HashCash Algorithm header generation in Haskell

Question 1

A thought exercise on my part as I'm relatively new to Haskell. I wanted an interesting project to work on so I decided to implement the Hashcash Algorithm, which is most commonly used as the basis of Bitcoin Proof of Work scheme. I am implementing the original specification that utilizes SHA1 and the description of the algorithmic steps are described well in the above Wikipedia article.

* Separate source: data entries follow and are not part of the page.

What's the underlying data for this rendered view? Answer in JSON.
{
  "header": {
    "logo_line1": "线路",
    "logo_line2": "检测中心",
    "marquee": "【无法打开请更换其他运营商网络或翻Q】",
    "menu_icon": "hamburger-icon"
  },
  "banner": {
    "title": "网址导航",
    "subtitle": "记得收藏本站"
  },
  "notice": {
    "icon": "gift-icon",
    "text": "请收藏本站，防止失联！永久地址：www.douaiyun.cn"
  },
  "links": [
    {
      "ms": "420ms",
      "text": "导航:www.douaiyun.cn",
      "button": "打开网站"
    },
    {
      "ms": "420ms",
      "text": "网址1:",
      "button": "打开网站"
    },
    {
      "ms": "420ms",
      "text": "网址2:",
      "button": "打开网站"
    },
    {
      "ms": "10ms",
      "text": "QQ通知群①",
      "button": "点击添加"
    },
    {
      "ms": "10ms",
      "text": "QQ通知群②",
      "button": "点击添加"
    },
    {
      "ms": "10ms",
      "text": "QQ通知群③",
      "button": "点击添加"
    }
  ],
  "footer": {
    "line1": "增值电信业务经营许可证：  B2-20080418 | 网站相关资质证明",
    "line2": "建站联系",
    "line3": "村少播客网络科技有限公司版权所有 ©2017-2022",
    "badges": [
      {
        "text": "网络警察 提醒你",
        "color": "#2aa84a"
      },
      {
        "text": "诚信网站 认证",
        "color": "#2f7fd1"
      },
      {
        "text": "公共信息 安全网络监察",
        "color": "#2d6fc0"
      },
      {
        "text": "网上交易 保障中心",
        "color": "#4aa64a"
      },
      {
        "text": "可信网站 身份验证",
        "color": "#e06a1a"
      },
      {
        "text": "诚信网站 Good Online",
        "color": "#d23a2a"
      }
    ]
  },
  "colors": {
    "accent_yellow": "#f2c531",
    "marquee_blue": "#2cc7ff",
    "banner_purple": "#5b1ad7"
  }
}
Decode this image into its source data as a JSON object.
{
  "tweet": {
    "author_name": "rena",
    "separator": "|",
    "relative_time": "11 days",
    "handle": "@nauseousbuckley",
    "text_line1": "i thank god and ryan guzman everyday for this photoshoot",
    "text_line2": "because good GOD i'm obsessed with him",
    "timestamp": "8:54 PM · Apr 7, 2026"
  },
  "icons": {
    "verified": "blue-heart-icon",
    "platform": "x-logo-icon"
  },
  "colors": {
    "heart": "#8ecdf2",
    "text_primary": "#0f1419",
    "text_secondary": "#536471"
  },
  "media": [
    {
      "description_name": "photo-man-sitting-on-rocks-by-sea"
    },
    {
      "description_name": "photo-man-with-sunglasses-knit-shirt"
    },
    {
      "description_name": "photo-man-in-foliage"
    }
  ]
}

This appears to function correctly to the best of my knowledge, however I feel it is somewhat slower than it should be. Any potential suggestions for performance improvements are welcome here. Furthermore, as I am new to writing Haskell, if I am violating common expected conventions here then please feel free to point out how I can write more readable and standard code here.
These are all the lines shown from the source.